Warmer temperatures across WA have been described as "several weeks ahead" as harvest begins in some parts of the State.
Department of Fire and Emergency Services (DFES) superintendent for the Mid West and Gascoyne regions, Mark Bowan, said the September weather was more like what is traditionally experienced each October.
On September 27, Geraldton reached a top temperature of 39 degrees Celcius.
Mullewa had 13 days or more than 25oC, including September 27 being its hottest September day, reaching 38.5oC.
"Up here, things are drying out very quickly," Mr Bowan said.
"We have had reasonably strong winds blowing as well.
"We are starting to see fires already this year.
"Some areas like Yuna have started harvesting already, which brings an elevated risk once machinery gets into the paddock."
Mr Bowan said farmers prepared their machinery well for harvest time, but reinforced the importance of proper maintenance.
"There's always a risk of mechanical failure, those unknowns failing and causing fires," he said.
Mr Bowan said their WA branches had seasonal preparations much earlier than usual.
"We've been checking over our processes, our vehicles and all of our equipment that we use out there for these major incidents when they occur," he said.
Some new equipment has been brought into the region, and with new volunteers and crew members, the branches are feeling prepared.
"We have fires every year, we move staff and resources around to meet those demands," Mr Bowan said.
"Our staff and volunteers are well prepared and ready for the risks if they arise."
While the Australasian Fire Authorities Council seasonal outlook report for spring showed an "average" season for WA, Mr Bowan said in an average season, the risks were still high.
"There's always potential for large fires and generally they are weather dependent," he said.
"We get trough movements every four to five days, which sometimes bring an increase in wind speeds and unstable conditions where we get lightning.
"When we go from the easterly winds to north-westerly, that's when we've had some of our worst fires across the State."
A warmer and dryer spring also reduced the window of opportunity to mitigate fire risks.
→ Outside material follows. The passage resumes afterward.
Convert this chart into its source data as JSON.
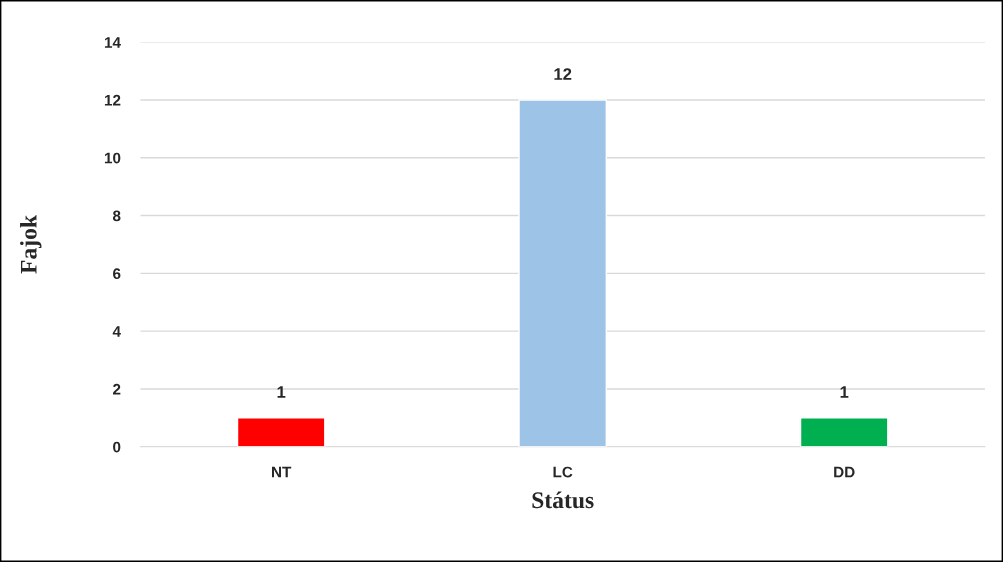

"There will still be some planned burning going on, although we would advise caution especially across the Mid West and Gascoyne region due to the dryness," Mr Bowan said.
DFES Commissioner Darren Klemm urged people living between the Mid West and Great Southern to take advantage of milder conditions as soon as possible.
"Warm weather and dry fuel means bushfires in November could escalate quickly and the window for planned burning could close earlier than usual, so people should be looking at doing bushfire mitigation sooner rather than later," Mr Klemm said.
"The next few weeks create an ideal window of opportunity to conduct planned burns, clear and prune vegetation, build firebreaks and make your home ember-proof."
According to a CSIRO report, embers account for nearly 85 per cent of homes destroyed by fires.
The report said the best way to prevent embers from taking control was to remove flammable and combustible hazards such as fallen trees, mulch, gas bottles, stored firewood, outdoor furniture and containers of volatile fuels such as petrol, chemicals and paint.
Mr Bowan encouraged householders and businesses to go to mybushfireplan.wa.gov.au to prepare.
"Now is the time to be doing and preparing, getting those plans in place - including everyone knowing what they're doing, what they're going to do on the day and what needs to be taken," he said.
"There's a lot of guidance on the website on how to do that."
Mr Klemm warned landholders to not become complacent following last year's season.
"Last year was a comparatively milder bushfire season in WA, so it's very important people don't become complacent - take the steps now to reduce the fire risk around your home because firefighters cannot be at every property," Mr Klemm said.
Through its annual BurnSMART program, DFES urges landholders to ensure their burns do not escalate into serious fires.
The BurnSMART program simplifies the process of creating a planned burn, outlines local requirements and explains fuel loads and weather conditions.
Landholders are encouraged to report their planned burn to DFES, to prevent call outs for false alarms.
"Fire is part of the landscape in WA and when managed carefully it can help protect the environment, lives and homes from the threat of intense, uncontrollable and destructive fires," Mr Klemm said.
"One of the great things about Western Australia is the ability to live alongside nature, but for those people who are in bushfire prone areas, it's critical that they take action over the next few weeks to prepare their properties, particularly with spring looking to be warmer and drier than usual.
"We're asking everyone to ensure that they're taking all of the right steps before starting any planned burns, so take advantage of BurnSMART's educational resources to guide you through the best practice."